Un tiempo en el que las mujeres podían ejercer cargos como juezas y magistradas, dirigían oficios religiosos y ocupaban la máxima jerarquía como suma sacerdotisas. Podían poseer propiedades, transmitir derechos de madre a hija, divorciarse y pagar una compensación al marido. También eran comerciantes, presentes en los mercados, sosteniendo la vida económica.

En algunas comunidades se practicaba la poliandria: una mujer podía tener varios esposos. Las amazonas no fueron un mito: fueron mujeres guerreras y dominantes que habitaron Libia, Anatolia, Bulgaria, Grecia, Armenia y Rusia, dejando huella en la memoria de pueblos enteros.

Las madres solteras eran parte natural de la sociedad; ni siquiera existía un término que las señalara como “diferentes”. Y en Esparta, las mujeres entrenaban en gimnasios, peleaban desnudas junto a los hombres y además tenían el derecho de embarazarse del hombre más fuerte o del más bello que eligieran.

Estos son solo algunos destellos de lo que fue posible para la mujer cuando la Diosa estaba en el centro. Historias que hoy parecen extraordinarias porque hemos olvidado que alguna vez fueron realidad.

El árbol 

      ¿Y por qué no se sabía de Ella?

Así como en la historia del cristianismo se libraron guerras para extinguir otras creencias, lo mismo ocurrió con el patriarcado y las antiguas religiones de la Diosa. No solo se combatieron los templos y rituales, también se buscó borrar sus huellas. Montañas de tablillas fueron destruidas, templos incendiados, cantos olvidados. Y lo poco que sobrevivió lo hizo en materiales frágiles, difíciles de conservar, que se desmoronaban con el paso de los siglos.
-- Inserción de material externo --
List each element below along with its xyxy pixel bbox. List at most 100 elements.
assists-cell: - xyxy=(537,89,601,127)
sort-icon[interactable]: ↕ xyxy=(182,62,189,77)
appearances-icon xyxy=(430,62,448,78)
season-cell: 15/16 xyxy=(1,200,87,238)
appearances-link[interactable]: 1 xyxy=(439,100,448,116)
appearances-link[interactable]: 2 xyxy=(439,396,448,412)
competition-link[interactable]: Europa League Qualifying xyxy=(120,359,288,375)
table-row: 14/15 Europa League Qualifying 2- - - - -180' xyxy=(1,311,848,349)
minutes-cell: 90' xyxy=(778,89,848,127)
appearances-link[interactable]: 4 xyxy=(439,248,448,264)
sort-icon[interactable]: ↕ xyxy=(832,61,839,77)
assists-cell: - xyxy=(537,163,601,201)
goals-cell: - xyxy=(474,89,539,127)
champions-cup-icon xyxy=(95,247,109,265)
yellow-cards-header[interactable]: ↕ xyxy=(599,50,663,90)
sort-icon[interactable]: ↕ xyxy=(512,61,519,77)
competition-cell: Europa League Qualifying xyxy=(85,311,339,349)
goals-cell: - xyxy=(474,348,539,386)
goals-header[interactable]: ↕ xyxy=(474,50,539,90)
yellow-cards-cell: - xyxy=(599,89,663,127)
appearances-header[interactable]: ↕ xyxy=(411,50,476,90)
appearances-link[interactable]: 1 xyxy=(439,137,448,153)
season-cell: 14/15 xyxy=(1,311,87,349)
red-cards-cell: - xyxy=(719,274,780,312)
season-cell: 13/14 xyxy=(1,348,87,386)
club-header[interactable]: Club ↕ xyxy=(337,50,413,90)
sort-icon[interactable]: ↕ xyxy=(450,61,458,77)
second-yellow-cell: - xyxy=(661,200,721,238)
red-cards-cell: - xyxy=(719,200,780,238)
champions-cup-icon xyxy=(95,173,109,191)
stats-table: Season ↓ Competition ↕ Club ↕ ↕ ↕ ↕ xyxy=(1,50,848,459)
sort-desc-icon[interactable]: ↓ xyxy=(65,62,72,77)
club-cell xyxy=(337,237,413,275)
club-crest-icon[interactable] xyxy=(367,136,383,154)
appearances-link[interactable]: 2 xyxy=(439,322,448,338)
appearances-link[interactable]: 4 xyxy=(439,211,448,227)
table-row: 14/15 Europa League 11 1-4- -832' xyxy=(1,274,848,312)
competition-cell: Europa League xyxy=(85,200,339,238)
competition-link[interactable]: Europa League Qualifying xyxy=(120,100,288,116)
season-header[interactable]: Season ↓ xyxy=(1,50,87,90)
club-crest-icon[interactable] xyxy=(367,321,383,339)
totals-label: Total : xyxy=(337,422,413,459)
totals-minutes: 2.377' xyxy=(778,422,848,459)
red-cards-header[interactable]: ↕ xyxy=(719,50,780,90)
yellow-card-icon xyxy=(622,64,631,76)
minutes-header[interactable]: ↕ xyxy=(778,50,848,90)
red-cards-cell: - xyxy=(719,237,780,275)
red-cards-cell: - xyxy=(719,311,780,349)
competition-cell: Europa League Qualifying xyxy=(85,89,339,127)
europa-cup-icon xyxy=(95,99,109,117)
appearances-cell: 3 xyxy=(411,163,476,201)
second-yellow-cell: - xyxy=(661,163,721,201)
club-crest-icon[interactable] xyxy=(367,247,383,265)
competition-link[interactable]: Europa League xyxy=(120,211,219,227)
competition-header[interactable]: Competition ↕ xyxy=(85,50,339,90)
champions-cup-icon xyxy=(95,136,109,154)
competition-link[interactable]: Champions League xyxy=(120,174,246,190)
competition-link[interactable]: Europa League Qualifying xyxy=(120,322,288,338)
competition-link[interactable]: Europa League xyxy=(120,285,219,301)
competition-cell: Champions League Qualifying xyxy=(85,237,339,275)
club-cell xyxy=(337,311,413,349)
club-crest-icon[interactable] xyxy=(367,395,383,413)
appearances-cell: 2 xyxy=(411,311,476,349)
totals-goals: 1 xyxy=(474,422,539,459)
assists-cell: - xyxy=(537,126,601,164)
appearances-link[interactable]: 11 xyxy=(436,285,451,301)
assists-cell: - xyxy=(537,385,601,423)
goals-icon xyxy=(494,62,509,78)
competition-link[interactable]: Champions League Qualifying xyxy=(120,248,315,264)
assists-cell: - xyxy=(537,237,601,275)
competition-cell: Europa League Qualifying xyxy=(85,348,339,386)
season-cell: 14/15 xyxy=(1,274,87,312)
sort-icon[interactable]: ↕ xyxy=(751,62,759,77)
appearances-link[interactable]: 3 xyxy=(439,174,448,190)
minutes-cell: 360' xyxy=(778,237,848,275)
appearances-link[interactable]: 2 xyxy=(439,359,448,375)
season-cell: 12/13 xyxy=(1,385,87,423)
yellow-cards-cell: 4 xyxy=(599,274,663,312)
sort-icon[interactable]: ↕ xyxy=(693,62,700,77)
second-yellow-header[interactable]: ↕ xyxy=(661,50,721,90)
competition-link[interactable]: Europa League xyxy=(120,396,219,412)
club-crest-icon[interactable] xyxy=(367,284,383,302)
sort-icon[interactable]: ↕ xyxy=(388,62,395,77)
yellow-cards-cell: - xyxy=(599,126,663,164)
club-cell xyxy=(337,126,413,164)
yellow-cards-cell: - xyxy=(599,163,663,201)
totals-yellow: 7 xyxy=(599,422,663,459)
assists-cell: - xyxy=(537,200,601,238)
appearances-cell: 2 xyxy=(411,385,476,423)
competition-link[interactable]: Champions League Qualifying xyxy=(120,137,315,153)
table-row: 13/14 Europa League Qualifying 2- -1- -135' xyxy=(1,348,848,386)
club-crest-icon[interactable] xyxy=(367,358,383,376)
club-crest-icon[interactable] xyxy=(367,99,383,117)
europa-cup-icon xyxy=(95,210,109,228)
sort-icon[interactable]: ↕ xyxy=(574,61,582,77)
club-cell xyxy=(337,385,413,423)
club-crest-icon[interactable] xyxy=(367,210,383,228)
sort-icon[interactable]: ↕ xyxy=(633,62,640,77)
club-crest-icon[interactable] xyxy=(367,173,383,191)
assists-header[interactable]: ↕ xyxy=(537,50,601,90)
Quizás por eso hoy nos parece tan ajeno: porque lo que no se conserva ni se nombra termina pareciendo irreal, aunque alguna vez haya sido el corazón de la vida cotidiana durante milenios.

Los hallazgos arqueológicos tampoco escaparon a los prejuicios de quienes los interpretaron. Se escribía “Dios” con mayúscula, pero no “Diosa”. Se describía a la divinidad femenina sexualmente activa como “indecente” o “vergonzosamente inmoral”, mientras que los dioses masculinos que violaban o seducían a mujeres eran retratados como “traviesos” o incluso “viriles”. La mirada patriarcal reescribía la historia con cada palabra.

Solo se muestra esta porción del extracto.